Saturday, January 1, 2011

Great articles in the new NGS Magazine!

Hi all, I got my new NGS Magazine (Oct-Dec 2010) in the mail a few days ago and was really excited about a few of the articles included. The first one is by Debbie Mieszala, CG and is called "The Curious Case of the Disappearing Dude". It's actually the article that made me want to revisit the 1905 New York State census in search of my Ward family members (as described in the previous post). I think we can all relate to having at least one, if not more, of those relatives who shows up for one census enumeration or in one record just enough to peak our interest and then flies by the wayside, never to be seen or heard from again. That is, until you start to dig deeper and start piecing apart your research. Debbie's article tells about her journey towards finding a subject who first shows up as a 2-year-old and then disappears from the records. Along the way, she finds that not just her subject, but his whole family disappears from the records until she starts really tracking those members she can find and those leads open more leads to the others until eventually she has found all but her initial subject but has gained a slew of evidence pointing towards his possible whereabouts. It's a great article and I found it to be pretty inspiring for my own research because I ended up heading right back to the last known location for my own family: the 1905 NY census. So give it a read and see what kind of inspiration you get for your own projects.

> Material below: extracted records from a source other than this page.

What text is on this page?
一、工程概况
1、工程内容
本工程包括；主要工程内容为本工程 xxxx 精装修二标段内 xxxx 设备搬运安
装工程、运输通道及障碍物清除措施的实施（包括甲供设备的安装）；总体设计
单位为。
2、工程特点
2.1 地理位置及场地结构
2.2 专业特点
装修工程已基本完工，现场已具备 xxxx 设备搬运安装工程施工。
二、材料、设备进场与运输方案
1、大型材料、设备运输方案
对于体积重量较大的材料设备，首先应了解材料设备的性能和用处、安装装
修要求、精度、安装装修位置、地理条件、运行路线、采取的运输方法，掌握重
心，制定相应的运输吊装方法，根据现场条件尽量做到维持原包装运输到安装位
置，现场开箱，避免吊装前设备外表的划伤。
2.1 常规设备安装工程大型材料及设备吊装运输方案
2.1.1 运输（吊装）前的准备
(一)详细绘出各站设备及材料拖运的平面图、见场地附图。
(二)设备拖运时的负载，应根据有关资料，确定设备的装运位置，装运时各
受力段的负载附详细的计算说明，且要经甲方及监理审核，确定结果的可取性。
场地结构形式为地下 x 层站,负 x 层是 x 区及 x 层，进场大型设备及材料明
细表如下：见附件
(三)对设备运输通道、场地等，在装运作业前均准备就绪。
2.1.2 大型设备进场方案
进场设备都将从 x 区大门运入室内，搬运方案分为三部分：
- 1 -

The second article in the Oct-Dec 2010 NGS Magazine that I found to be a wonderful resource for future research was Jean Atkinson Andrews' article on neighborhood reconstruction pre-1850. It's called simply, "Developing a Neighborhood of Associates". I think we can all agree that finding the neighbors can be especially important when you're trying to gain as much info as possible about your target person/family. From 1850 onwards, we are lucky to have the snapshot of the neighborhood and to make great use of that, it's common practice for us to take note of those people listed on at least the page before and the page after your subject appears, as well as all those people who appear on the same page. This is even one of the assignments in the NGS HSC, for the lesson on migration, so it's a great exercise to keep in mind. Tracking neighbors can help lead you to birth and marriage locations, places of origin, intermarried families, and lots more. But what do you do when you are looking at a person/family alive prior to the 1850 enumerations? Not only do we lose out on the names of the family members living within a household, but we also lose the neighborhood snapshot because the addresses were not recorded as they were in later censuses and no townships or specifications on where the individuals listed were living within the given county were shown.

This wonderful articles gives you a great idea for how to proceed with creating a pre-1850 neighborhood reconstruction beginning with land entry case files. The author has a subject who can be traced living near someone else and even migrating to another state around the same time as the other person before disappearing from the records. Without the use of those later records, such as death certificates and possible appearances in later censuses, to help give clues to his origin, the author needed to find another way to learn where he came from through other means. Fanning out her research to include his neighbors in the census enumerations she did have for him was the way for her to start. To begin, she orders the land entry case file for her disappearing subject which unfortunately did not give an explicit info on his origins or family breakdown. That didn't mean her research stopped however. Instead, she developed a research plan which dove into the land purchasing process in the state where her subject obtained his land, and studied those who purchased the land near his, where those people came from, the history of the area which they chose to purchase in, and tracking those people both forwards and backwards in the census and lots lots more. What she was able to do was create a grid with information on virtually all of his neighbors and then track them in the censuses and expand her search in the county histories to include those people which then gave her information on migration paths to add to what she had learned about the origins of her subject's neighbors. All of which could be useful tools in finding out where her subject was from.

It's an amazing article to keep on hand for future research not just because it gives us all something else to try when we feel we're at a roadblock with those early censuses, but also because so often researchers just stop once their research takes them to those often-less-than-satisfying pre-1850 census enumerations. They just don't seem to give some people that same high of finding what you want to find as the later censuses do and a lot of people don't seem to be all that keen to put the extra effort into moving forward from them. This article might change that for some people by giving them an option to try rather than giving up. It's a must read!